“Sokrates’in Savunması”, sadece bir filozofun savunması değil, insanlık için ahlak, erdem ve hakikat üzerine derin bir düşünce yolculuğudur.
**..bir filozof yeme, içme, tensel hazlar, göz alıcı elbiseler, ayakkabılar gibi bedene özgü isteklerin peşine düşmez; dolayısıyla filozofun işi, öteki insanlardan farklı olarak, bedenden uzaklaşıp ruha yönelmektir.

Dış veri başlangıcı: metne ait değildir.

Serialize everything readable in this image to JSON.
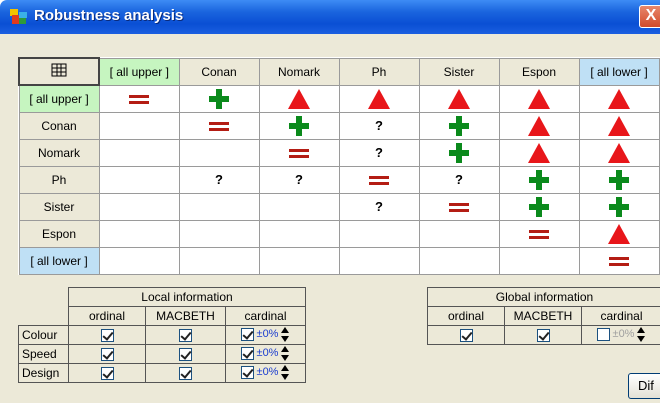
{
  "window": {
    "title": "Robustness analysis",
    "close_label": "X"
  },
  "matrix": {
    "corner_icon": "table-grid-icon",
    "columns": [
      "[ all upper ]",
      "Conan",
      "Nomark",
      "Ph",
      "Sister",
      "Espon",
      "[ all lower ]"
    ],
    "rows": [
      {
        "label": "[ all upper ]",
        "cells": [
          "eq",
          "plus",
          "tri",
          "tri",
          "tri",
          "tri",
          "tri"
        ]
      },
      {
        "label": "Conan",
        "cells": [
          "",
          "eq",
          "plus",
          "?",
          "plus",
          "tri",
          "tri"
        ]
      },
      {
        "label": "Nomark",
        "cells": [
          "",
          "",
          "eq",
          "?",
          "plus",
          "tri",
          "tri"
        ]
      },
      {
        "label": "Ph",
        "cells": [
          "",
          "?",
          "?",
          "eq",
          "?",
          "plus",
          "plus"
        ]
      },
      {
        "label": "Sister",
        "cells": [
          "",
          "",
          "",
          "?",
          "eq",
          "plus",
          "plus"
        ]
      },
      {
        "label": "Espon",
        "cells": [
          "",
          "",
          "",
          "",
          "",
          "eq",
          "tri"
        ]
      },
      {
        "label": "[ all lower ]",
        "cells": [
          "",
          "",
          "",
          "",
          "",
          "",
          "eq"
        ]
      }
    ],
    "colors": {
      "triangle": "#e8161a",
      "plus": "#0b8a1c",
      "equal": "#b41d14",
      "upper_bg": "#c6f5c0",
      "lower_bg": "#bfe0f5"
    }
  },
  "local_info": {
    "title": "Local information",
    "col_ordinal": "ordinal",
    "col_macbeth": "MACBETH",
    "col_cardinal": "cardinal",
    "rows": [
      {
        "label": "Colour",
        "pct": "±0%"
      },
      {
        "label": "Speed",
        "pct": "±0%"
      },
      {
        "label": "Design",
        "pct": "±0%"
      }
    ]
  },
  "global_info": {
    "title": "Global information",
    "col_ordinal": "ordinal",
    "col_macbeth": "MACBETH",
    "col_cardinal": "cardinal",
    "pct": "±0%"
  },
  "dif_button_label": "Dif"
}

**..görme, duyma ve bedene özgü duyular herhangi bir gerçeklik sağlamadığından “bilgeliğin elde edilmesi” esnasında beden ruhu yanıltır; ruh, gerçeklerle ilgili bir şeyi “mantıkla düşünme” yoluyla elde ettiğine göre, duyma, görme, acı, haz gibi şeyler onu bulandırmadığında ve bedenle olan bağını koparıp kendi kendine kaldığında gerçeğe ulaşır; dolayısıyla filozofun ruhu bedene değer vermez, ondan kaçar ve kendi kendine kalmanın yolunu arar.
**..“doğrunun kendisi” ; “güzelin kendisi” ; “iyinin kendisi” gibi her bir şeyin “özünü” yani “her bir şeyin kendisini” araştırmaya kalkışan kişi, bunu tam anlamıyla düşünmeye hazır olduğunda kavrayabilir; bu kişi, bunlar bedensel duyu yoluyla kavranabilen şeyler olmadıkları için, bedeninden olabildiğince uzaklaşır ve salt düşünme yoluyla varlıkların her birinin hiçbir şeyle karışmamış salt halini arar ve gerçeğe bu şekilde ulaşır. Çünkü beden, insanı hastalıklarla ve ihtiyaçlarla meşgul eder; ayrıca, tutkularla, arzularla, korkularla, her türlü imge ve saçmalıklarla doldurarak doğru bir şekilde düşünmeye engel olur.
“Sokrates devletin inandığı tanrılara inanmamakla ve başka birtakım tanrılar getirmekle suç işlemektedir; ayrıca gençlerin ahlakını bozmakla da suçludur. İstenen ceza ölüm.”